Читать книгу Прощальная повесть Гоголя - Малек Яфаров - Страница 9
Русская культура
и Гоголь
6. Вера
ОглавлениеВ нашем литературоведении Н. В. Гоголя принято наделять неким стандартным набором качеств «настоящего художника»: ранней серьёзностью и взрослостью, мнительностью, скрытностью, фантасмагоричностью, экзальтацией (особенно религиозной), противоречивостью. Здесь помогло бы удержаться в рамках достоверности внимание к тому, что этот человек сумел заставить народ веселиться и смеяться, и даже император, критики и наборщики в типографии не избежали тёплого обаяния его «Вечеров…» Такая радость никак не могла быть порождением сумеречного духа. Недоумение у гоголеведов не возникает потому, что для них именно такой – странный, скрытный, неврастеничный человек и есть образ настоящего художника, гения.
Партийное и особенно советское литературоведение должно быть весьма благодарно разработанному Белинским представлению о том, что творчество и человек отделены друг от друга и потому в критике стало возможным так интерпретировать жизнь писателя, чтобы рассматривать его творчество отдельно от него самого, игнорируя черты, которые не вписываются в «нужную» тенденцию. Отделив человека от того, что он делает, совкритика закрыла себе понимание таких важных вещей, как уникальность веры Гоголя. Когда не отделяешь его человеческую жизнь от того, что он делал и писал, то как раз и видишь совершенно нормальное, последовательное возрастание, взросление человека в той вере, в какой он родился и воспитывался. Пережитые смерти брата и отца ускорили и углубили его развитие в вере, а сопровождавшие эти события видения – осложнили.

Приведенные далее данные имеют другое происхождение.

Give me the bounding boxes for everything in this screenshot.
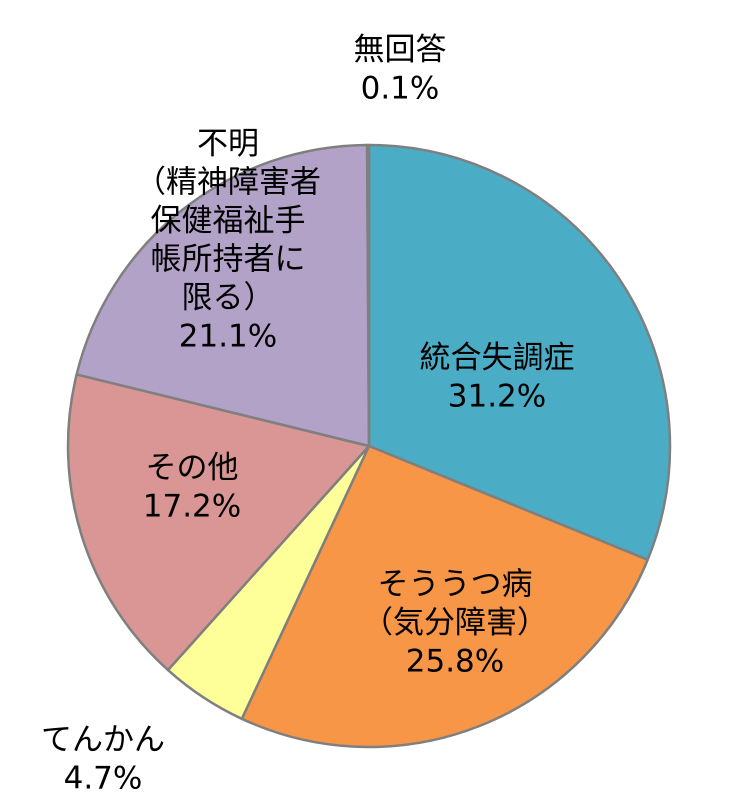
slice-label-1: そううつ病（気分障害） 25.8% [362, 566, 548, 679]
pie-slice-5 [365, 143, 371, 448]
pie-slice-0 [367, 143, 672, 562]
slice-label-2: てんかん 4.7% [41, 721, 165, 796]
slice-category-label: そううつ病 [378, 566, 533, 602]
slice-value-label: 31.2% [448, 378, 546, 414]
slice-category-label: 帳所持者に [151, 241, 306, 277]
slice-category-label: 保健福祉手 [151, 202, 306, 238]
pie-slice-1 [240, 444, 649, 749]
slice-category-label: （気分障害） [362, 605, 548, 641]
slice-category-label: 統合失調症 [420, 339, 575, 375]
slice-value-label: 4.7% [64, 760, 143, 796]
slice-value-label: 17.2% [143, 488, 241, 524]
slice-label-0: 統合失調症 31.2% [420, 339, 575, 414]
slice-category-label: 限る） [182, 279, 275, 315]
slice-category-label: 不明 [197, 125, 259, 161]
slice-category-label: てんかん [41, 721, 165, 757]
slice-category-label: その他 [146, 449, 239, 485]
slice-label-3: その他 17.2% [143, 449, 241, 524]
slice-value-label: 0.1% [361, 70, 440, 106]
pie-slice-4 [75, 143, 371, 448]
slice-value-label: 25.8% [406, 643, 504, 679]
pie-slices [66, 143, 672, 749]
slice-value-label: 21.1% [179, 318, 277, 354]
pie-slice-3 [66, 373, 371, 672]
pie-labels: 統合失調症 31.2% そううつ病（気分障害） 25.8% てんかん 4.7% その他 17.… [41, 31, 575, 796]
slice-category-label: 無回答 [354, 31, 447, 67]
slice-label-5: 無回答 0.1% [354, 31, 447, 106]
slice-category-label: （精神障害者 [135, 164, 321, 200]
slice-label-4: 不明（精神障害者保健福祉手帳所持者に限る） 21.1% [135, 125, 321, 353]
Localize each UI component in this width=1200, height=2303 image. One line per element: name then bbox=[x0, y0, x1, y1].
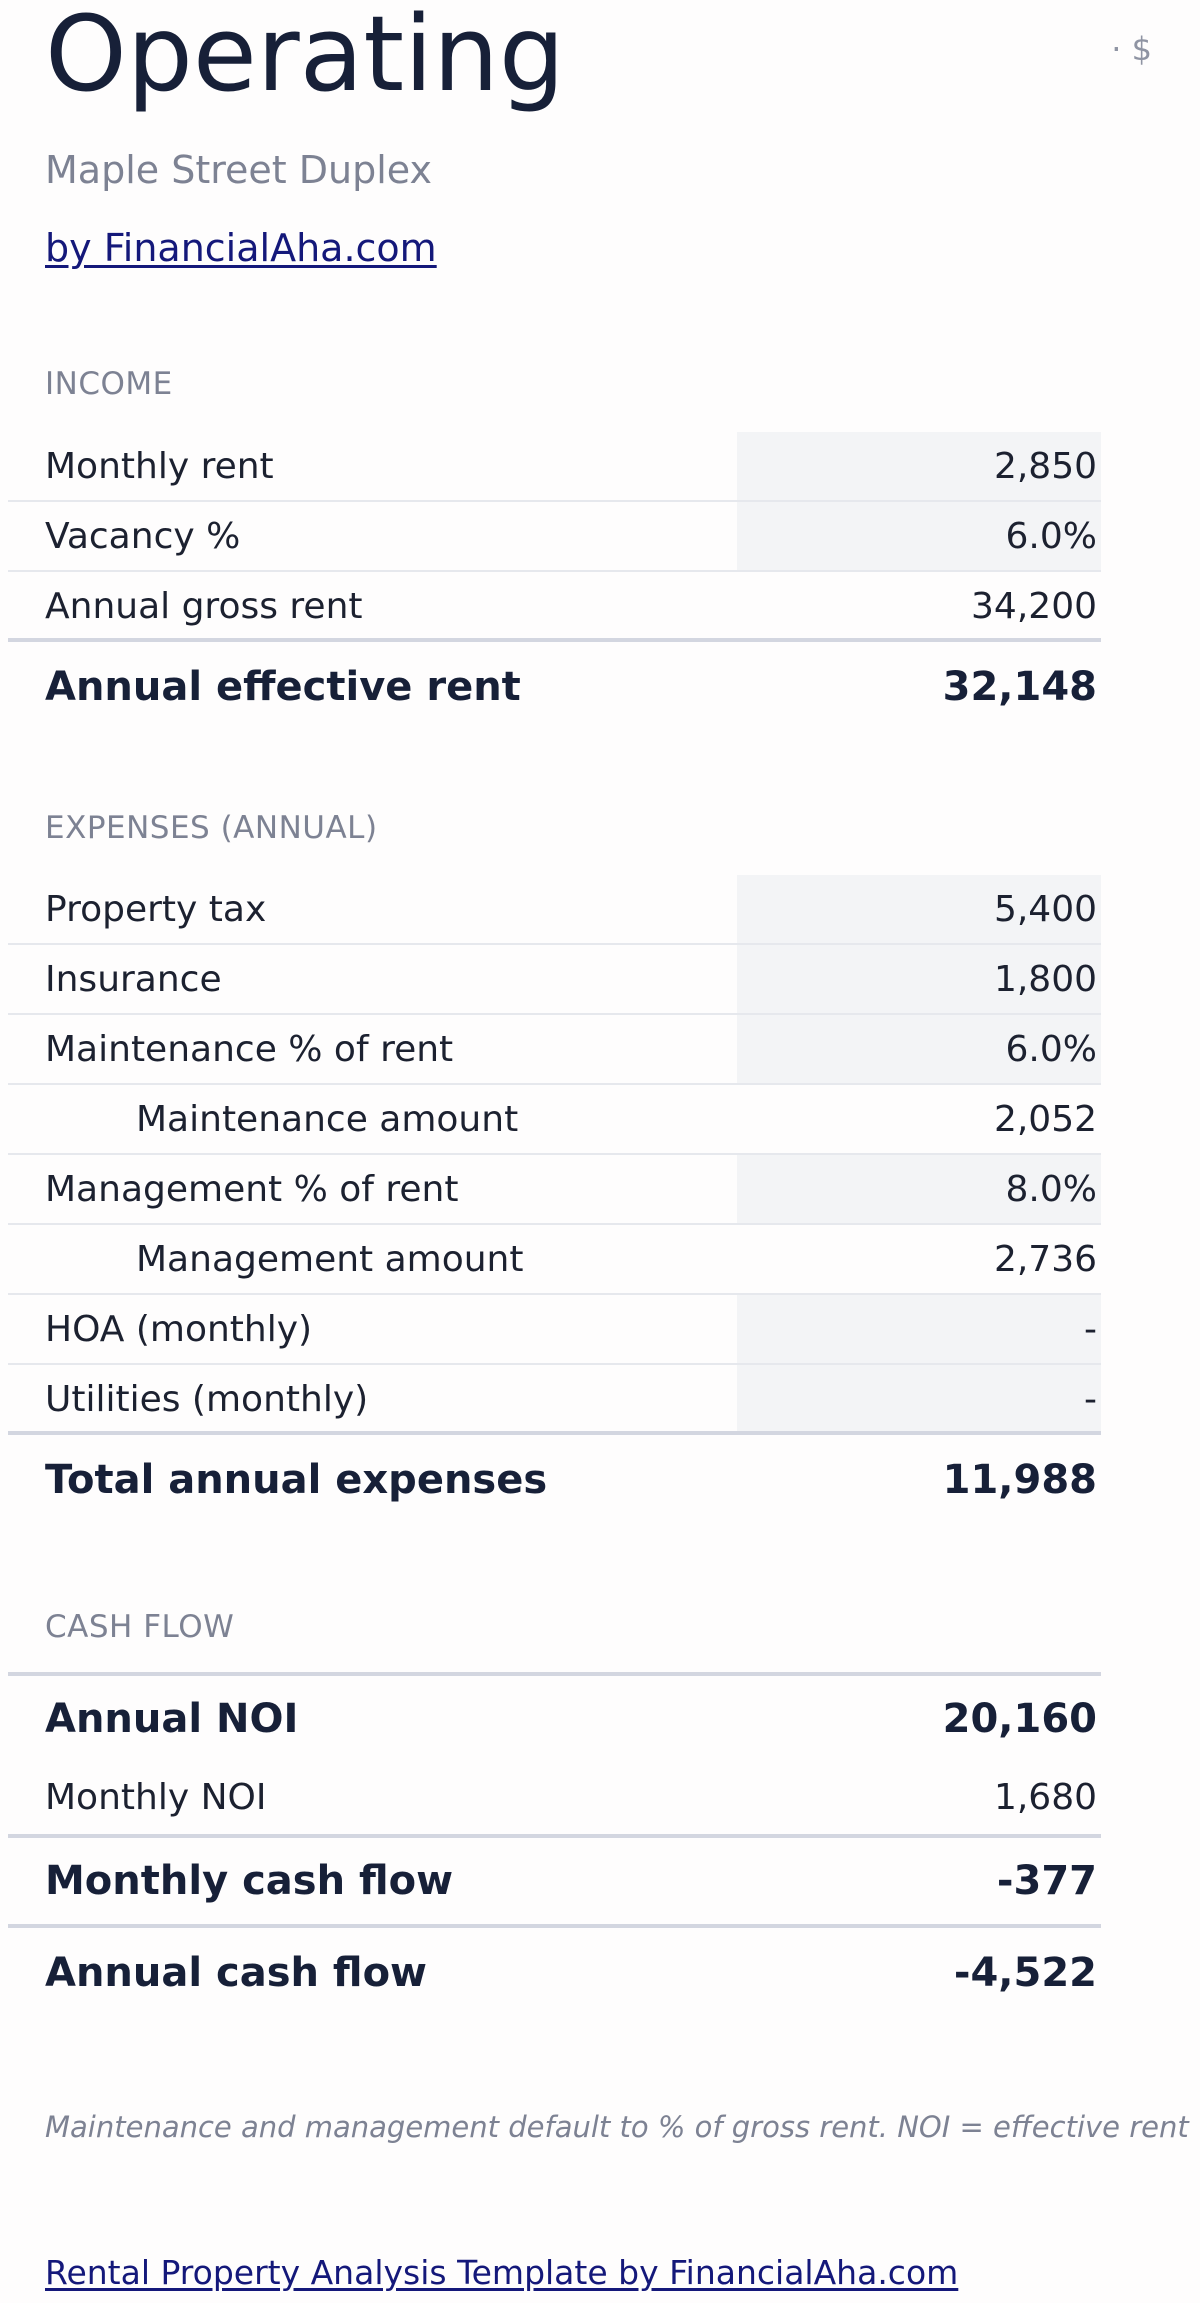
row-label: Maintenance amount bbox=[136, 1099, 519, 1140]
total-label: Annual effective rent bbox=[45, 664, 521, 710]
row-label: Management % of rent bbox=[45, 1169, 459, 1210]
footer-link[interactable]: Rental Property Analysis Template by Fin… bbox=[45, 2253, 959, 2292]
maintenance-amount-value: 2,052 bbox=[993, 1099, 1097, 1140]
row-label: Monthly rent bbox=[45, 446, 274, 487]
annual-cash-flow-value: -4,522 bbox=[953, 1950, 1097, 1996]
annual-gross-rent-value: 34,200 bbox=[971, 586, 1097, 627]
total-label: Annual cash flow bbox=[45, 1950, 428, 1996]
income-section-label: INCOME bbox=[45, 366, 173, 402]
row-label: Insurance bbox=[45, 959, 222, 1000]
total-annual-expenses-value: 11,988 bbox=[942, 1457, 1097, 1503]
insurance-input[interactable]: 1,800 bbox=[737, 945, 1101, 1013]
maintenance-amount-row: Maintenance amount 2,052 bbox=[8, 1085, 1101, 1155]
row-label: Utilities (monthly) bbox=[45, 1379, 369, 1420]
management-amount-row: Management amount 2,736 bbox=[8, 1225, 1101, 1295]
monthly-noi-row: Monthly NOI 1,680 bbox=[8, 1762, 1101, 1834]
row-label: Vacancy % bbox=[45, 516, 241, 557]
management-pct-input[interactable]: 8.0% bbox=[737, 1155, 1101, 1223]
byline-link[interactable]: by FinancialAha.com bbox=[45, 226, 437, 270]
monthly-cash-flow-value: -377 bbox=[996, 1858, 1097, 1904]
currency-indicator: · $ bbox=[1111, 30, 1152, 68]
total-label: Annual NOI bbox=[45, 1696, 299, 1742]
row-label: HOA (monthly) bbox=[45, 1309, 313, 1350]
property-tax-row: Property tax 5,400 bbox=[8, 875, 1101, 945]
page-title: Operating bbox=[45, 0, 565, 115]
total-annual-expenses-row: Total annual expenses 11,988 bbox=[8, 1435, 1101, 1529]
property-name: Maple Street Duplex bbox=[45, 148, 432, 192]
expenses-table: Property tax 5,400 Insurance 1,800 Maint… bbox=[8, 875, 1101, 1529]
divider bbox=[8, 1834, 1101, 1838]
annual-noi-value: 20,160 bbox=[942, 1696, 1097, 1742]
total-label: Monthly cash flow bbox=[45, 1858, 454, 1904]
total-label: Total annual expenses bbox=[45, 1457, 548, 1503]
divider bbox=[8, 1924, 1101, 1928]
utilities-row: Utilities (monthly) - bbox=[8, 1365, 1101, 1435]
vacancy-input[interactable]: 6.0% bbox=[737, 502, 1101, 570]
insurance-row: Insurance 1,800 bbox=[8, 945, 1101, 1015]
management-amount-value: 2,736 bbox=[993, 1239, 1097, 1280]
divider bbox=[8, 1672, 1101, 1676]
income-table: Monthly rent 2,850 Vacancy % 6.0% Annual… bbox=[8, 432, 1101, 736]
cashflow-section-label: CASH FLOW bbox=[45, 1609, 235, 1645]
property-tax-input[interactable]: 5,400 bbox=[737, 875, 1101, 943]
vacancy-row: Vacancy % 6.0% bbox=[8, 502, 1101, 572]
annual-gross-rent-row: Annual gross rent 34,200 bbox=[8, 572, 1101, 642]
annual-effective-rent-value: 32,148 bbox=[942, 664, 1097, 710]
annual-noi-row: Annual NOI 20,160 bbox=[8, 1676, 1101, 1762]
row-label: Property tax bbox=[45, 889, 267, 930]
maintenance-pct-input[interactable]: 6.0% bbox=[737, 1015, 1101, 1083]
utilities-input[interactable]: - bbox=[737, 1365, 1101, 1431]
monthly-rent-input[interactable]: 2,850 bbox=[737, 432, 1101, 500]
row-label: Maintenance % of rent bbox=[45, 1029, 454, 1070]
annual-cash-flow-row: Annual cash flow -4,522 bbox=[8, 1928, 1101, 2018]
row-label: Annual gross rent bbox=[45, 586, 363, 627]
hoa-row: HOA (monthly) - bbox=[8, 1295, 1101, 1365]
monthly-cash-flow-row: Monthly cash flow -377 bbox=[8, 1838, 1101, 1924]
hoa-input[interactable]: - bbox=[737, 1295, 1101, 1363]
footnote: Maintenance and management default to % … bbox=[45, 2110, 1189, 2144]
cashflow-table: Annual NOI 20,160 Monthly NOI 1,680 Mont… bbox=[8, 1672, 1101, 2018]
monthly-noi-value: 1,680 bbox=[993, 1777, 1097, 1818]
management-pct-row: Management % of rent 8.0% bbox=[8, 1155, 1101, 1225]
maintenance-pct-row: Maintenance % of rent 6.0% bbox=[8, 1015, 1101, 1085]
annual-effective-rent-row: Annual effective rent 32,148 bbox=[8, 642, 1101, 736]
expenses-section-label: EXPENSES (ANNUAL) bbox=[45, 810, 378, 846]
row-label: Management amount bbox=[136, 1239, 524, 1280]
row-label: Monthly NOI bbox=[45, 1777, 267, 1818]
monthly-rent-row: Monthly rent 2,850 bbox=[8, 432, 1101, 502]
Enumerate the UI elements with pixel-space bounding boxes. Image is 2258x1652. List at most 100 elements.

Для меня очевидно, что процесс действительного воцерковления, насыщения, сначала по необходимости, ритуальных действий соответствующим содержанием проходил у ребёнка обычным образом, как у всех, кто рос в православном мире, в православной семье. Поэтому в отношении Н. В. Гоголя к вере не было никаких странностей и непонятностей: он с детства был православным, насколько сначала ребёнок, а потом юноша, а потом молодой человек и, наконец, взрослый, зрелый человек может быть православным; в его духовном развитии нет сбоев, нет каких-то специальных особенностей естественного накопления опыта верующим человеком.
Даже его видения вполне органично вписываются в его религиозные переживания, для Н. В. эти видения не были чем-то выходящим за пределы его и других веры! Он никогда не воспринимал это как ересь и сектантом себя не считал. Наоборот, наличие несомненных свидетельств того, что его вера жива и даёт свои плоды, ещё больше укрепляло его дух; здесь нет никаких противоречий, всё очень последовательно и понятно. Постепенно Гоголь всё больше подчиняет свою жизнь проясняющемуся для него способу служения своим соотечественникам.
Другое дело, что эти соотечественники могут совершенно не понимать служения Гоголя, более того, не только не понимать, но наверняка даже осуждать, в том числе и церковь; однако, это не становится для него решающим аргументом, поскольку и его литературные и публицистические произведения были восприняты этими же самыми людьми совершенно не в том смысле, какой в них вкладывал сам писатель: дело было не в том, что в его произведениях было что-то не так, а в том, что явно что-то не так было с самими людьми!
Н. В. Гоголь видел, что изъян был в человеческом сознании: как они не понимают «Миргород» и «Ревизора», так они не воспримут и «Прощальной повести»; он был очень трезв в оценке того, как «прочтут» эту повесть современники, поэтому служил им вполне бескорыстно, не надеясь получить от них точно понимаемого признания и примирения, что, конечно, очень хотелось бы такого человеку, который чуждался всякой вражды в личном общении с людьми.
Почти всех его героев хоронят без сочувствия и многих даже без обрядов (кстати, это в книге Юрия Манна «Поэтика Гоголя» подмечено верно). Если вспомним философа Хому Брута, то, хотя он и сделал то, что мало кому под силу – отпел смерть как чудовище, но в результате никто ничего не заметил и даже о месте этом забыли. А ведь именно панночка-смерть выбрала Хому-Гоголя для этого священнодействия! Когда стало приближаться время исполнения этого служения, живого предстояния Ангелу Смерти, Н. В. всё больше внутренне концентрируется, готовя себя к предстоящему подвигу; люди замечают изменения в нём, но в абсолютном большинстве воспринимают поведение Гоголя как чрезмерную экзальтированность, что подхватили наши гоголеведы, которых мне хочется назвать «гоголеводами».
Я утверждаю, что без понимания решающего служения Гоголя, его прощальной повести, его подвижничества, невозможно адекватно судить о его отношении к вере.